Poi c’è la questione della scarsa partecipazione di alcuni associati. Quello che dico a chi entra a far parte di AIdAM è che partecipare alla vita associativa è fondamentale. Le occasioni di networking sono importantissime sia per favorire il business, sia per incontrare potenziali clienti o fornitori, sia per confrontarsi con i concorrenti.
Ci sono poi le commissioni, che servono ad affrontare delle problematiche che riguardano il settore, non i singoli associati. Penso al caso della RC prodotto, con cui abbiamo riscritto la responsabilità civile per il settore. Anche i Consigli Direttivi sono momenti cruciali: in questi anni proprio da lì sono scaturite proposte come il contratto di manutenzione programmata, il documento di collaudo, o sono stati indicati i mercati esteri da affrontare.
Quali sono, invece, i motivi di maggiore soddisfazione?
La crescita del settore, che AIdAM e le persone che lavorano e hanno lavorato per AIdAM hanno certamente contribuito a promuovere.

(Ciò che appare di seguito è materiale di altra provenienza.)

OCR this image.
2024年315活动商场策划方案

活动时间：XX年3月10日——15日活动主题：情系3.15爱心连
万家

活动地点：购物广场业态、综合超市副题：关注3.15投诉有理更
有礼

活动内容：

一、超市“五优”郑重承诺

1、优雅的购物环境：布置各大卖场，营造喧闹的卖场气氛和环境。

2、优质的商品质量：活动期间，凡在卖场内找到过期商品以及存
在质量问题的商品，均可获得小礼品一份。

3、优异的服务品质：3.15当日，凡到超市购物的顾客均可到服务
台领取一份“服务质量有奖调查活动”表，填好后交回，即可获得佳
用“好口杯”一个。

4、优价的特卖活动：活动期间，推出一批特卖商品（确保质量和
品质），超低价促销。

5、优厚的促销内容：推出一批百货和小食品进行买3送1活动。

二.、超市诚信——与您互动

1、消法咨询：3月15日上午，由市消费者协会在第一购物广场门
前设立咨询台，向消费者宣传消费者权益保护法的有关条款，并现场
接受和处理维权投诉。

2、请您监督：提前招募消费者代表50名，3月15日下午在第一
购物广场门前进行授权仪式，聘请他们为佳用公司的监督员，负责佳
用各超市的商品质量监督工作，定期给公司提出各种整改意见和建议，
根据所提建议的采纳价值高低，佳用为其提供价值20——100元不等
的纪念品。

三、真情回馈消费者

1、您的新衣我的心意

Specialmente le PMI hanno bisogno di servizi che noi possiamo fornire: dal marketing alla parte legale, fino a internazionalizzazione, supporto tecnico e corsi per imprenditori.
In futuro, credo che l’associazione debba spingere, per esempio, sui servizi finanziari.
L’ideazione dello Smart Vision Forum è stata possibile grazie alla creazione di una sinergia con ANIE Automazione. La ricerca di collaborazioni con altri soggetti è una strada da percorrere anche in futuro?
L’importanza delle aggregazioni vale anche per l’associazione, non solo per le aziende. Ci siamo resi conto che c’era una complementarietà con ANIE nel settore della visione industriale e abbiamo lavorato per mettere insieme le esigenze delle varie aziende.
D’altronde, l’idea di fare sistema con altre associazioni è nel nostro DNA praticamente da sempre e, nei prossimi anni, credo che il tema sarà sempre più sentito proprio perché la possibilità di trovare sinergie e ottimizzare le risorse, anche economiche, interessi innanzitutto agli associati stessi.